Vista generale dello Strumento

 

Schema

 

Particolare della guida fuori asse e della fenditura regolabile collocata in posizione eccentrica rispetto all'asse ottico

Particolare del sistema micrometrico di inclinazione  del reticolo e regolazione della lunghezza d'onda.Con la vite di frizione allentata opera la manopola situata nella parte opposta dell'asse per movimenti ampi e rapidi, con detta vite stretta che blocca l'asse del reticolo si ottengono movimenti micrometrici dello stesso.

La portatilità dello strumento rispetto alla notevole risoluzione e dispersione si è rivelata fondamentale in caso di dimostrazioni pubbliche, dato che lo stesso e la piccola montatura entrano  comodamente nel bagagliaio di un'auto e possono essere facilmente trasportati.POSS è stato usato per dimostrazioni sullo spettro solare al Seminario di Asiago ed al convegno dell'OACL.La sua eccellente risoluzione è una potente fonte di attrazione per gli appassionati di spettroscopia, che possono osservare in dettaglio e a fondo ogni singola riga dello spettro solare e le righe del vapore acqueo ed ossigeno atmosferico.Nell'immagine sottostante è riportata una ripresa della riga Ha, tra l'altro effettuata in condizioni di pessimo seeing.

 

Una scansione di tutto  il disco solare  effettuata usando come cannocchiale che alimenta la fenditura...un cercatore da 50 mm e 200 mm di focale.La focale troppo ridotta ha tuttavia mantenuto molto basso il livello di risoluzione, anche se i maggiori particolari sono comunque visibili.

 

Osservazioni dello spettro solare con POSS al Seminario di spettroscopia di Asiago, il 24 aprile 2010

 

Osservazioni con POSS all'Incontro di Spettroscopia dell'OACL il 12 giugno 2010

Come si è visto, le prove effettuate usando comuni cercatori da 50 mm e/o obiettivi fotografici da 200 mm di focale non hanno dato esiti molto favorevoli  a causa del livello di risoluzione troppo esiguo.Attualmente uso un obiettivo da 50 mm e 300 di focale (visibile nelle foto) con una barlow 2X, per una EFL di 600, che è il minimo utile per ottenere risoluzioni accettabili senza aumentare oltre misura le dimensioni dello strumento, anche se così non si ottengono scansioni complete del disco solare, ma all'incirca di 1/3 del disco.
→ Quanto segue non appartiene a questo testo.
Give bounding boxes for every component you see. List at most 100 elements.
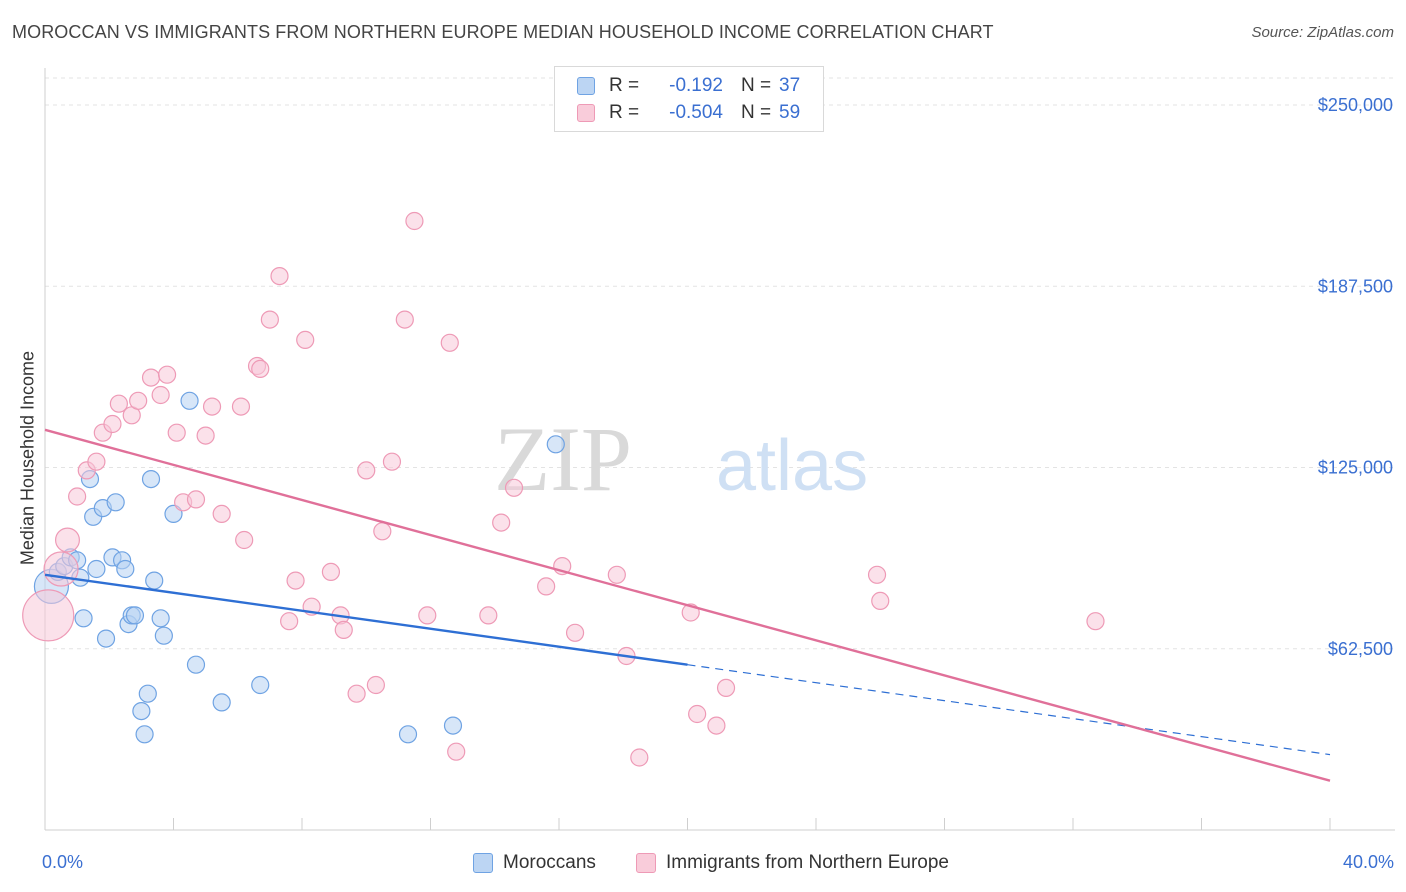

In conclusione, lo strumento appare particolarmente versatile e facile da costruire, in quanto realizzabile con componenti che si trovano già in commercio (cannocchiali, guida fuori asse, reticolo).Le strutture di collegamento ed assemblaggio (a parte gli anelli di raccordo da fare al tornio, sono realizzabili anche in casa con un minimo di manualità.